I felt as if I was visiting a studio in Hong Kong making a 1930's movie.
It was a nice sunny and hot Thursday morning (after several days of rain)when I had a chance to revisit this old and abandoned primary school located in Ensurai the area our Foochow pioneers started their agricultural projects in 1901.
Since many of the Foochow settlers have moved to the town of Sibu the elders and community leaders thought that the Primary School should also be relocated in Sibu. Not too long ago the new Su Lai Primary School was established in Sibu.
Stepping into the lower floor with all the wooden floor having rotted away my mind was full of past images and noises...all of a sudden I could hear children's ghostly voices resounding upstairs. My imagination went on overdrive. I could even hear the voice of my relatives teaching Chinese lessons.
The name of the school continues to have permanence - etched deep into the concrete. When I was small the words looked extraordinarily big and the school seemed so big and beyond my reach. Later when I went to the Sibu Methodist Primary school I realised that the two school buildings were similar in design.

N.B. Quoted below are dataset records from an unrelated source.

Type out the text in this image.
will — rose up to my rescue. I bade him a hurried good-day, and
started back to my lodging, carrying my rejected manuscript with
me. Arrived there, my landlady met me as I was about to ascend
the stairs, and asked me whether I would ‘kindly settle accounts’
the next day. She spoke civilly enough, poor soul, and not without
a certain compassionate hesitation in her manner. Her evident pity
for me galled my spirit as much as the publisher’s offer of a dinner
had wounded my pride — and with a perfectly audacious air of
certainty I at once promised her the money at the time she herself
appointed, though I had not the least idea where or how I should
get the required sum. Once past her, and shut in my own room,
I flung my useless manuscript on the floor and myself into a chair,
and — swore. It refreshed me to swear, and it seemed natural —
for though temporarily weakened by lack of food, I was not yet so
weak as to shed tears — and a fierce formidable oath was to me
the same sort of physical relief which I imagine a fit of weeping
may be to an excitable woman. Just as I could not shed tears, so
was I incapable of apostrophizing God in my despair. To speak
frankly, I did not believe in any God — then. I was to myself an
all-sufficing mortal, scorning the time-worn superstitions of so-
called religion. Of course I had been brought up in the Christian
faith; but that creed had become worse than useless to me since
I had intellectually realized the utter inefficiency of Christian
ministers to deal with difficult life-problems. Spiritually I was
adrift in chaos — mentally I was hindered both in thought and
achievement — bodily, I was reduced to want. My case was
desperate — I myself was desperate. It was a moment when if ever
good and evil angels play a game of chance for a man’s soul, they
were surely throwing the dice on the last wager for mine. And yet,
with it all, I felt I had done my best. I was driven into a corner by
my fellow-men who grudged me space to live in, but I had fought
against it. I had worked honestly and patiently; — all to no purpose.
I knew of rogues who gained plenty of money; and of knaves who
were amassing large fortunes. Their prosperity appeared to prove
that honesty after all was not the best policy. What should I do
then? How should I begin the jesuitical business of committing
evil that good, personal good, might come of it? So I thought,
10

The stairs going upstairs used to resound with happy feet.
The Chinese four-word slogan.The moss greened walls are dappled with sun spots made by the sun shining through the cracks in the asbestos ceiling and the holes of the belian roof tiles.
When we were young we used to feel sad when visiting friends whose roof needed repair. We were used to stories about rain coming through holes in the roof and children and their mother had to use every container and aluminium buckets available to catch the rain water. You can imagine how one could pass the night if the bed was wet . And there was even a story of a poor widow who had to marry another time so that her little hut could be repaired at the encouragement of her neighbours who pitied her situation. It was a story in which a poor woman had to exchange her body for a roof over her children's head.
The jungle will soon creep into the building and colonise the whole block.
Windows are old and rotting away. Cracks on the wall are appearing and the white wash has turned brown. Everything seems so cold and decaying except for the sunbeams which penetrate the room casting shadows every where.
The bamboo which used to to so dainty and pretty are now old stumps covered with moulds and moss.
P/s Thanks to Wong Meng Lei (Rajang Basin) for arranging this one day trip to the East Bank of the Rajang River. He took time to drive us along the small roads (Lau Kah Tii Road and Chew Kung Road) and then we "fell into the kuali" of a church man who gave a treat at Tang Kee in Engkilo. Thanks for the wonderful organic lunch!